Cats cruise to victory No. 2,000

jtipton@herald-leader.comDecember 22, 2009 

Kentucky became the first basketball program to reach 2,000 victories with a bimillennium mauling Monday night.

The Cats breezed past Drexel 88-44 to reach the highly anticipated goal of 2,000 victories. It came with ease after many fans — and UK Coach John Calipari — fretted that North Carolina might get to that numerical plateau first.

But UK, which improved to 12-0 to match the program's best start to a season since the Final Four team of 1983-84, made quick work of Drexel.

After 40 minutes of basketball fun, the UK team and special guests celebrated from center court with 24,354 fans (the 11th-largest crowd in Rupp Arena history).

Confetti rained down in a blue-and-white blizzard. Kool & the Gang's Celebration played in the background.

Herky Rupp, the son of program patriach Adolph Rupp, and former coach Joe B. Hall spoke to the crowd.

Then Calipari took his turn.

"We weren't part of many of the victories," he said. "But we had a job: Get across the finish line before that other blue team."

It became apparent less than four minutes into the game that Kentucky might need re-entry shields to slow down after breaking the tape.

The Cats led 15-3 with 16:10 left in the first half and piled up enough dominating plays to construct a 56-20 halftime lead.

That marked UK's highest-scoring first half of the season and the opponent's lowest-scoring half.

DeMarcus Cousins, John Wall and Patrick Patterson already had double-digit points.

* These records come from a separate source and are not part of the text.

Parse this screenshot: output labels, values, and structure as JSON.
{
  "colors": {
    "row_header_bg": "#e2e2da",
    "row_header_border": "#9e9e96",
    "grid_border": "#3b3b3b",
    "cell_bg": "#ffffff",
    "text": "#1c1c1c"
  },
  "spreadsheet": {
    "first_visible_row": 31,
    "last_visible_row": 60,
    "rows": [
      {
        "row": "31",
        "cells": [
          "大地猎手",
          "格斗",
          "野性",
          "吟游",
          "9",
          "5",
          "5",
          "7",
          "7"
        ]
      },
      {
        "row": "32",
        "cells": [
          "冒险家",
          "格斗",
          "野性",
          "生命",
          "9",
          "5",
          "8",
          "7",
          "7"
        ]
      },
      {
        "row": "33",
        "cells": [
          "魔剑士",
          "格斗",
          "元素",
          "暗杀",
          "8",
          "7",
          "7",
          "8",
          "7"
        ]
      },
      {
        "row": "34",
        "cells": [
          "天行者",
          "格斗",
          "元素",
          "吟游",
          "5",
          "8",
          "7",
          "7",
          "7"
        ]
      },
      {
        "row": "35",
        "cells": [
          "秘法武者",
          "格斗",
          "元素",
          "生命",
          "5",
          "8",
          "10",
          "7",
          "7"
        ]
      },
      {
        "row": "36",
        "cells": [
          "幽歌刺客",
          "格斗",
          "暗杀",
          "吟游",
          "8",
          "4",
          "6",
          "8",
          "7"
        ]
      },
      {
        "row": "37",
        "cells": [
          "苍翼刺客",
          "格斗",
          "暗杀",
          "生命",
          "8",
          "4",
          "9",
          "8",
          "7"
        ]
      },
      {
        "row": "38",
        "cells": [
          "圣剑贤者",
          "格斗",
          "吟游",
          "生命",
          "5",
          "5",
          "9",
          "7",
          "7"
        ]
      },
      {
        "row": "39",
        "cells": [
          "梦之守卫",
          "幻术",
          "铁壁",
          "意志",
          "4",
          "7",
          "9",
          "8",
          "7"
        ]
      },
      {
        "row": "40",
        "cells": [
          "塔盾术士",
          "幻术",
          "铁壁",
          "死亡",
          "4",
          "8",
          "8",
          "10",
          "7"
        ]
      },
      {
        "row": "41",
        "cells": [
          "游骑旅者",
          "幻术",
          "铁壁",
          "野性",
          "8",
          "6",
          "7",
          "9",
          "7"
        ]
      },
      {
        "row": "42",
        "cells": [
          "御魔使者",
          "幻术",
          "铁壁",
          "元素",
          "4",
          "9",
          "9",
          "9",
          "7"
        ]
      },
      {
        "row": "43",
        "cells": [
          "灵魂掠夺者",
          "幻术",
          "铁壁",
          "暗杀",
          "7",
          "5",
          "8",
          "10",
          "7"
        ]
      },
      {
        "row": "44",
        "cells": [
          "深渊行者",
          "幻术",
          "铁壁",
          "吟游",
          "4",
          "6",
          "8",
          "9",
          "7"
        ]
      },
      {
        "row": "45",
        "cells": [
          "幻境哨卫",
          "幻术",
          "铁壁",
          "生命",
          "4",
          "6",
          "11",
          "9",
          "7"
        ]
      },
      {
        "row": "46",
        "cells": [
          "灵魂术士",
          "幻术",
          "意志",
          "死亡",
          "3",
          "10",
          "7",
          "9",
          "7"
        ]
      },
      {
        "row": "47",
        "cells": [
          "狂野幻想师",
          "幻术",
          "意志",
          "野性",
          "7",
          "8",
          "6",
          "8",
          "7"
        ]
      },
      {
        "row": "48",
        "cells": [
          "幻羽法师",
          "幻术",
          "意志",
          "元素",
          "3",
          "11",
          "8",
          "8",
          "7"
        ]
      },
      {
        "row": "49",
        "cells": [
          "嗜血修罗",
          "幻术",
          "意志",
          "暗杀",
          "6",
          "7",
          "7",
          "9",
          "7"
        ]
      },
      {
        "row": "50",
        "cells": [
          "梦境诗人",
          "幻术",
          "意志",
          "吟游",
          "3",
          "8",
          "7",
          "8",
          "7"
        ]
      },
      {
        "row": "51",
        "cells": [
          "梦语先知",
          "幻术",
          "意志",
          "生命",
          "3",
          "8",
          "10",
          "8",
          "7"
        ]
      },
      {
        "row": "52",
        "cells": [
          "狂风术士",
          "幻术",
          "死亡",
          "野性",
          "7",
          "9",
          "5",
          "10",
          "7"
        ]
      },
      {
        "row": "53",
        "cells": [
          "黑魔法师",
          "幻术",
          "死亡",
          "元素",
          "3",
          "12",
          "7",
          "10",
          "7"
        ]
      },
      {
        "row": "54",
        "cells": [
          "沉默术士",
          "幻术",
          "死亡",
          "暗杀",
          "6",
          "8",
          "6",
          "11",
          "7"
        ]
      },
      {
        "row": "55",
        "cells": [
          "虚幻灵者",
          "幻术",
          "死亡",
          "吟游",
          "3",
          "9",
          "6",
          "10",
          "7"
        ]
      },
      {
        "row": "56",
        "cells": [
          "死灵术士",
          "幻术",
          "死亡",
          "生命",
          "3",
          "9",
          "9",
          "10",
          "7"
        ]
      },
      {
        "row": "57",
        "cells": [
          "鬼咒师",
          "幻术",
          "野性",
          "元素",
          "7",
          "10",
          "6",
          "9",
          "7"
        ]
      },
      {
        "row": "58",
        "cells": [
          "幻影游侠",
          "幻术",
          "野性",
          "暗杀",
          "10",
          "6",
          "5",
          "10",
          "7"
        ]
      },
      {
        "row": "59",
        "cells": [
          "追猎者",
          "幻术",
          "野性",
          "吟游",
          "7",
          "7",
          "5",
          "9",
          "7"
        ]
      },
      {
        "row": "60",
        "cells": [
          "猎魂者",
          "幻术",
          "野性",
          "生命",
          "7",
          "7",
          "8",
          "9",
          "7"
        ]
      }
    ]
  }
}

The cartoonish first-half UK statistics included a 27-10 rebounding advantage, a 24-6 edge in points in the paint, 12 assists and three turnovers, and Drexel's 29 percent shooting.

The rest of the evening was prelude to a coronation.

"He hit us on a bad night," Calipari said of his good friend, Drexel Coach James "Bruiser" Flint. "That's as good as we've played."

Drexel played only one only other ranked team, Villanova. When asked to compare the Cats to 'Nova, Flint said, "I don't think it's close."

Fittingly, Cousins and Patterson led UK with 18 points. It was fitting because UK most dominated around the basket. Cousins' 13 rebounds (second most of the season) led UK's 45-22 edge on the boards.

John Wall added 16 points and seven assists.

Drexel (6-6) got 11 points from Samme Givens.

The game began with Kentucky establishing Cousins as a low-post force. He scored eight of UK's first 10 points. Six of his 14 first-half points came on put-backs or free throws that followed attempted put-backs. Often he looked like Moses Malone: shooting, rebounding his own miss and repeating the exercise until he scored.

Patterson, who got criticized for a "soft" 21 points and nine rebounds against Austin Peay on Saturday, dunked with authority for his two baskets en route to a 11-point half.

With Kentucky in full control, the Cats turned to three-point shooting. UK made nine of 13 from beyond the arc. Those shots included DeAndre Liggins equalling a career-high of two with bombs from the left and right corners.

Ramon Harris made his first three-pointer of the season (he had been 0-for-9)."Ramon Harris knocked down a three," Flint said. "I knew we were in trouble."

The half ended with Wall punctuating the dominance with a pair of drives that moved fans out of their seats.

On the first, he eluded a defender with a behind-the-back dribble to scorer on the fast break. After a Drexel miss (the Dragons did not score in the final 2:50 and had only two baskets in the final 7:08), Wall split two defenders and laid in another basket as a third defender reached too late to contest the shot.

That gave UK its 36-point halftime lead.

Kentucky's joyride continued in the second half. The Cats scored the first 10 points to expand the lead to 66-20.

Patterson opened the run with his second three-pointer of the game, which tied a career high.

Ramon Harris completed it by making a free throw with 14:33 left. However, he missed his first free throw off the rim. That snapped a two-game streak of 31 consecutive makes for UK.

When asked if the 2,000-victory total held no significance in the national title-or-bust world of UK basketball, Calipari said, "It's hard to tell the 24,000 who stayed (that) it doesn't matter. All those things that separate us from others are important to the Commonwealth. This is one of those things that separate this program from all others."